16 空間を裂く
・まえの回のあらすじです。
『ユノが失敗することをしんぱいする』
「……はあっ!」
気合いを吐いて、ユノは【エクスカリバー】を振るった。
果たしてこれでよいのかわからなかったが、いつもモンスターを切りはらう要領で、ユノはファブールの埋まっている空間のややうえを一文字に薙いだ。
ばかんッ!!
あっけないほどにぱっくりと、山の景色に眼窩めいた穴がひらく。
それは横向きに切れながのかたちから、上下にくるりと大きく見ひらいて、ファブールの胴体へと達した。

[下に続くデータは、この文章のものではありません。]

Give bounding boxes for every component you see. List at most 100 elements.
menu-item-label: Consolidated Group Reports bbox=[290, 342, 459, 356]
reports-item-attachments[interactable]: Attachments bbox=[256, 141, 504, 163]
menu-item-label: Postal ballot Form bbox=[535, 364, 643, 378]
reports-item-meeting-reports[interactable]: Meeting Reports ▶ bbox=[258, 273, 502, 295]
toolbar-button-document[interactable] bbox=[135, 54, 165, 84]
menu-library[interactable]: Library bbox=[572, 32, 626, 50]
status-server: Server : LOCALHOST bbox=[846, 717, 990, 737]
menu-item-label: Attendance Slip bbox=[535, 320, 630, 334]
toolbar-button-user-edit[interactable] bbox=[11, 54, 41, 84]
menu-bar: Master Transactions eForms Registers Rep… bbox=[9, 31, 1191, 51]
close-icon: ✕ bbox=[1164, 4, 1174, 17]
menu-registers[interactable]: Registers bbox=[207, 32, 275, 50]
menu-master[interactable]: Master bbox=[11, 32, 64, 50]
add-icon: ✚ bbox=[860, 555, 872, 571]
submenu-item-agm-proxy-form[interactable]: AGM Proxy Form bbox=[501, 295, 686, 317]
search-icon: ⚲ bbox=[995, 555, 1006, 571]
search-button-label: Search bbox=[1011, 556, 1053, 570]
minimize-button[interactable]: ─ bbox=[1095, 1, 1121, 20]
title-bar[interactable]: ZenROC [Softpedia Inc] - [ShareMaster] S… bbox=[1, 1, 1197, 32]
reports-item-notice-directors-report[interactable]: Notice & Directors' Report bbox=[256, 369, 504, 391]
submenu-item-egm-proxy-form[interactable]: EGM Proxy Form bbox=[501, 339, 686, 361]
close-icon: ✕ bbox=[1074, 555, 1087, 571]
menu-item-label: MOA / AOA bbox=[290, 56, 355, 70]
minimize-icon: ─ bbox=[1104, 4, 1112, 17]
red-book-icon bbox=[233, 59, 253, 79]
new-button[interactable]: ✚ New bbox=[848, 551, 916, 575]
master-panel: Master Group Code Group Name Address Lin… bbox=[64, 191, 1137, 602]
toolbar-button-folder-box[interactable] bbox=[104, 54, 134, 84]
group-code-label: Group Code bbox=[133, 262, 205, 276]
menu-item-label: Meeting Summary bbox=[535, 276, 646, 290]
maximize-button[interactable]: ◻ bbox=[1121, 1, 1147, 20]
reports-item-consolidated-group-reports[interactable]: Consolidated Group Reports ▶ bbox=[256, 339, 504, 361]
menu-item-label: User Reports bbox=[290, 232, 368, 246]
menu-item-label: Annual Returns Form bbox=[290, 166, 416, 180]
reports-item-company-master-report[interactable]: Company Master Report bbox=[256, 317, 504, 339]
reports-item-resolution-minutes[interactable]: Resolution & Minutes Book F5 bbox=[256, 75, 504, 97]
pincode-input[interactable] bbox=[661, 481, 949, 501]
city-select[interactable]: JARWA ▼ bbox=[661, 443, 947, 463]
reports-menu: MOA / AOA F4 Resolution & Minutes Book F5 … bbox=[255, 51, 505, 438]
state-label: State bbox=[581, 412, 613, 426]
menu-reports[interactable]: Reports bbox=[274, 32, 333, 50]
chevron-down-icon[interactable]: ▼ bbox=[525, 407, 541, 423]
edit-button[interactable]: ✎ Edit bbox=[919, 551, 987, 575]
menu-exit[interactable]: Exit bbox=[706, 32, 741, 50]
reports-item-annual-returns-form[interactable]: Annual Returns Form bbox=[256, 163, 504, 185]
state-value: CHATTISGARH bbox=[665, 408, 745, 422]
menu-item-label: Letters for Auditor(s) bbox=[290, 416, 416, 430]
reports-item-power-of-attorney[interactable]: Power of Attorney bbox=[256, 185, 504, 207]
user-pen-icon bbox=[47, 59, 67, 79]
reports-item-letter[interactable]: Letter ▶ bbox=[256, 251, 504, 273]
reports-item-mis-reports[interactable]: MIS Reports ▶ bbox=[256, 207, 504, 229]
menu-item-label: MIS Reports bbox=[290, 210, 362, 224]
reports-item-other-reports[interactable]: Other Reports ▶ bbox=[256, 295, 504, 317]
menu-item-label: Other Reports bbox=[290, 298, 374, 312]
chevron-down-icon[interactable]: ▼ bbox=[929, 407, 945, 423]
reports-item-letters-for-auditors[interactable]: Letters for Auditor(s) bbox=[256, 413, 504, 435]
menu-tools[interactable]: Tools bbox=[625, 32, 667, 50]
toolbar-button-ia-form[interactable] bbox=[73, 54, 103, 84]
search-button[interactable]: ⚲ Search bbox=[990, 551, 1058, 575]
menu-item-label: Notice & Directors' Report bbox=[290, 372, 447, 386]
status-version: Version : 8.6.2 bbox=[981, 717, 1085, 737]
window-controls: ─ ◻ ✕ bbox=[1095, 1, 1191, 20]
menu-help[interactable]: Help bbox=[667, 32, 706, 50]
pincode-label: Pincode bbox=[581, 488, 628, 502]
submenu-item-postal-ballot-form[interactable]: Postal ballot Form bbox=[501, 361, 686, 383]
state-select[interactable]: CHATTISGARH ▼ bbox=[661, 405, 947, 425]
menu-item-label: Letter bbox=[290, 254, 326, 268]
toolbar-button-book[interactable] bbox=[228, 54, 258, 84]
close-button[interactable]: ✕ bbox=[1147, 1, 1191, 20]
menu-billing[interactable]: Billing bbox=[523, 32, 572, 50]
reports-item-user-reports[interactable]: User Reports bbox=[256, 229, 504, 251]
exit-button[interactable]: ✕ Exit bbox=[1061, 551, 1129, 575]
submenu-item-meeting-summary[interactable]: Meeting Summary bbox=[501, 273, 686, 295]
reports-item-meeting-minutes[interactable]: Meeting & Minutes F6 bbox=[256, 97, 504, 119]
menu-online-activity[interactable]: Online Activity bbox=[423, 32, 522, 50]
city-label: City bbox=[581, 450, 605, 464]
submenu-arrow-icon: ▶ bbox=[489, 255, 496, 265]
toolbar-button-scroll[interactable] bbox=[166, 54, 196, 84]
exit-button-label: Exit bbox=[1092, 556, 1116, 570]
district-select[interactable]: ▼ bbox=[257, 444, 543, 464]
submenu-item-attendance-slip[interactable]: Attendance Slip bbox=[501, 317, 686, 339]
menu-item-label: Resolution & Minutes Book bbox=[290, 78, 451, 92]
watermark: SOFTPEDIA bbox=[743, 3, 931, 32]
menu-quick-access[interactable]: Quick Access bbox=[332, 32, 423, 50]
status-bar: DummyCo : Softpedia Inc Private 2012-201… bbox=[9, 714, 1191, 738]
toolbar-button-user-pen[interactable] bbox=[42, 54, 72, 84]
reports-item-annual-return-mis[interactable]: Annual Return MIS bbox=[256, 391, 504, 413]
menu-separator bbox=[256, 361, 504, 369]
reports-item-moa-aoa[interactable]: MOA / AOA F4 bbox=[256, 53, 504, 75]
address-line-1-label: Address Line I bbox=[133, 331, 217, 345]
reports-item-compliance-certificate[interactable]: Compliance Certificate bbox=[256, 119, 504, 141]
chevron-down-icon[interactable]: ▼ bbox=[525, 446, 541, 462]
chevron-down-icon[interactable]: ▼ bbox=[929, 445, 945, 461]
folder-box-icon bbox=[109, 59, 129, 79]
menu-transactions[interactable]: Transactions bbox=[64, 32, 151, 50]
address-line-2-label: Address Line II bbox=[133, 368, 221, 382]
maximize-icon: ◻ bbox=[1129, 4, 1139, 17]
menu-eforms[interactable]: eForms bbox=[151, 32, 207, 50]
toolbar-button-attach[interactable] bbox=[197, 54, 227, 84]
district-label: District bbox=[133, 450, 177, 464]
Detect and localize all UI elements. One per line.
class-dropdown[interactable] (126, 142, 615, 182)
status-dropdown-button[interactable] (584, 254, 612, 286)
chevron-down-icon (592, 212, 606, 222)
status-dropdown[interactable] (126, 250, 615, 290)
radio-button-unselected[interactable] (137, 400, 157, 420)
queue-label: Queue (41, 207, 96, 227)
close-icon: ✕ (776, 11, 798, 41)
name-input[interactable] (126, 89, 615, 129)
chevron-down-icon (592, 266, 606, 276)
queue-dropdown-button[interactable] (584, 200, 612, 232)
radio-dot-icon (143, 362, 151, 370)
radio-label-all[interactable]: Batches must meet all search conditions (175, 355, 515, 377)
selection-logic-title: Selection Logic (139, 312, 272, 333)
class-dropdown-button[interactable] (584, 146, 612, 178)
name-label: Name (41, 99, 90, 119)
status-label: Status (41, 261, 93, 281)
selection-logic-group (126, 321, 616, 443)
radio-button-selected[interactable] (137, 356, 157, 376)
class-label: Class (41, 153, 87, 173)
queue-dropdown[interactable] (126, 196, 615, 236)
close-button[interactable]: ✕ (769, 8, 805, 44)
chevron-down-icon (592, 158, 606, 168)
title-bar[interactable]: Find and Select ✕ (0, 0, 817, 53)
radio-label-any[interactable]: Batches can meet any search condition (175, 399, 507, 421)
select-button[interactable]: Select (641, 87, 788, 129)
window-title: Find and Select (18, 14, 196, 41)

穴の奥に見えるのは、黒と白のモノトーンの世界。ぐにゃりとゆがんだ間のふちの向こうと人間界側が、なにかのトリックのようにつながっていた。
境界の幅がひろがったことで、ファブールの身体が解放される。
魔界側に宙ぶらりんになっていた胴体からうえ――ひょうきんな顔をくっつけたトカゲの体躯が、どさりと曇天の山のほうにかたむいて落ちた。
つまりは、【人間界】側に。
「やったあ、一時はどうなるかと思ったぜ!」
ファブールは快哉をさけぶ。
が、ヨルムンとニドヘーグはそれどころではなかった。
仲間がたすかったのはうれしいだろうが、彼らにはほかにも『すべきこと』があったのだ。
「よし! じゃあこのまま帰るぞ! いそげ!」
解放されたばかりのファブールをせっついて、跳びこえて、ヨルムンはすばやく【魔界】側にすりぬけた。
「待ってよー!」
とあわててニドヘーグがあとにつづく。
二頭がくぐると、ヘイゼルナッツのかたちにあいていた【穴】は、徐々に円周をちいさくしていった。
「うおーい! 待て待て! ひとりおいてけぼりなんてごめんだぞ!!」
ファブールもまたぴょいと境界を飛びこえた。
穴の幅が加速度的にせばまっていく。ファブールは向こう側から、ユノを最後に振りかえった。
ぱッと、鎧のベルトにつけたポーチから、ひょうきんなトカゲ男は投げてよこす。
なにかの攻撃か――と身がまえたユノの足もとに、それは落ちた。金色の、目だまのような宝石細工。
「それ、やる」
ファブールのみじかい言葉が終わった直後、世界の【さかい目】は閉じた。
閉じる寸前、ユノはうすい切れ目となった魔界の景色に触れようとせんばかり、手をのばした。
ばしん!
青白い閃光が飛んだ。
境界は閉じた。
世界をまたごうとしたユノの右手は、巨人にひねられたかのようにねじれて、ひしゃげた指から骨が飛びだしていた。